A recent New York Times article that detailed a report releasing frightening information for public higher education made news across the country last week.
The news was troubling for higher education.
Media outlets across the nation reported on the scary stats that were a part of Complete College America's report.
At public colleges in Texas, for example, just 5 percent of students leave directly from high school to attend a four-year university and then graduate after those four years. Even after eight years, just over 50 percent had graduated.
Despite funding numbers that are significantly lower, New Hampshire public institutions have experienced much better numbers.
As reported in today's front-page article, "While state school grad rates struggle nationally, N.H.'s remain stable." All three public state schools have seen their graduation rate either remain stagnant or increase.
UNH's rate has fluctuated between 71 percent and 75 percent. It's a number the school should be proud of, but also one to watch carefully in the years following the largest cut to higher education funding in the history of the United States.

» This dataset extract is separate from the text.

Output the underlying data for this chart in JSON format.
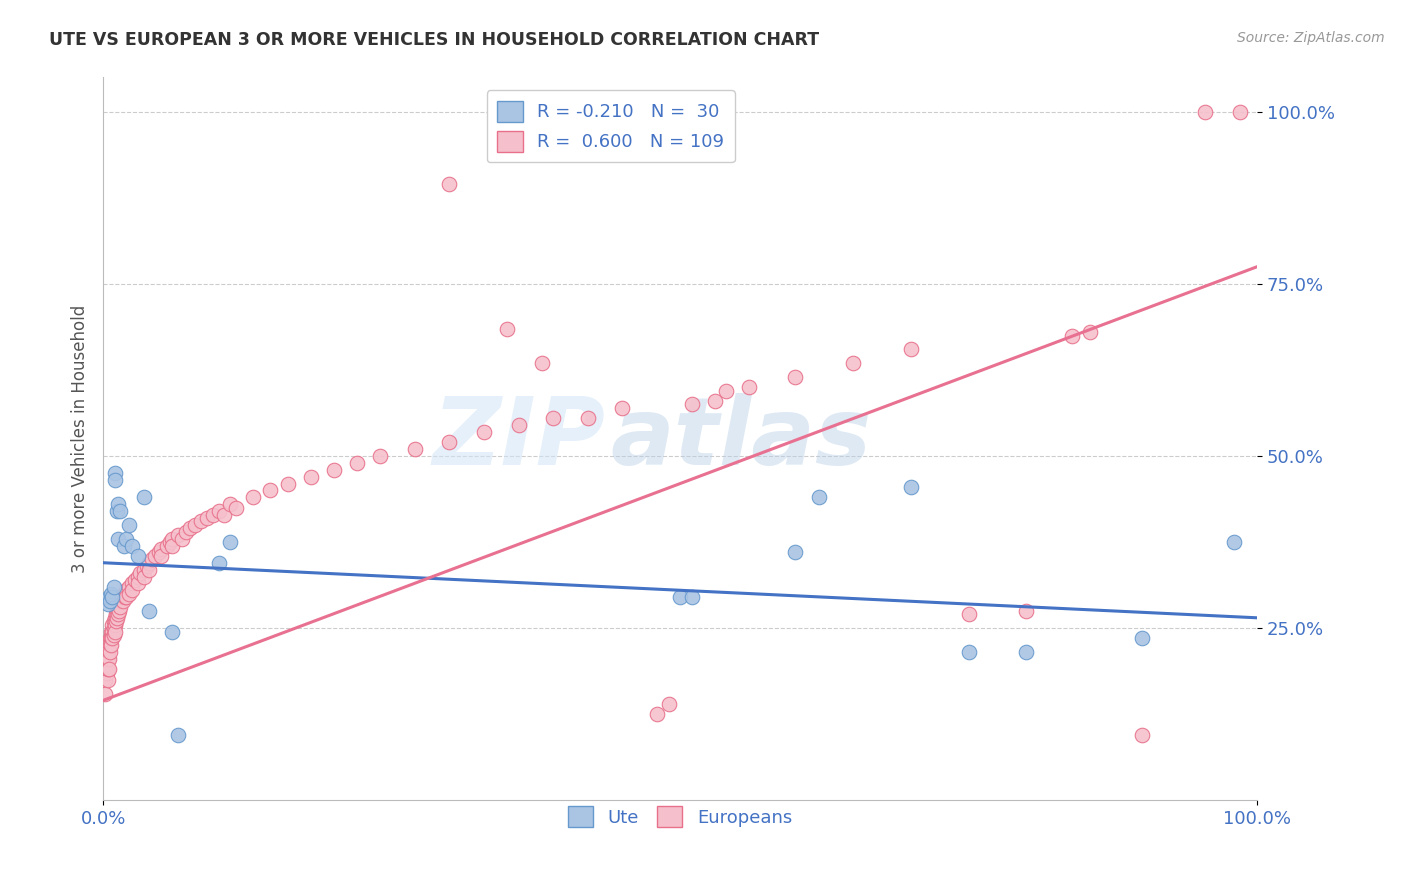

That's an impressive number, especially when considering elite colleges, like New York University (a 78 percent graduation rate) have similar numbers.
In today's article, Mark Rubinstein, vice president of Student and Academic Services, brings up the "array of well-connected student service offices to mitigate the effects of personal problems on student success" as a reason why UNH's number is what it is.
He's probably right. And that may be a scary thing.
If funding cuts scale back or even eliminate some of the student services, UNH's 75 percent graduation rate could be in serious jeopardy. But that's because of more than just cuts to student services.
As tuition increases, more and more students are faced with the burden of tacking on more loans. At some point, it becomes unrealistic for some students to take on any more loans. Then, they're forced to drop out or transfer.
This puts an even bigger emphasis on President Mark Huddleston's recently announced fundraising effort, which will kick off in a couple of years.
As we've written before, much of Huddleston's run as president will be defined by this fundraising effort.
The impressive graduation rate is just one of many aspects that could hinge on fundraising. But it's also one of the most important.
A successful campaign would likely mean UNH's graduation rate remains similar to some of the best university's in the nation. An unsuccessful one, though, could mean UNH's efforts the last few years would go to waste – and the school's statistics would look more like schools in Texas than NYU.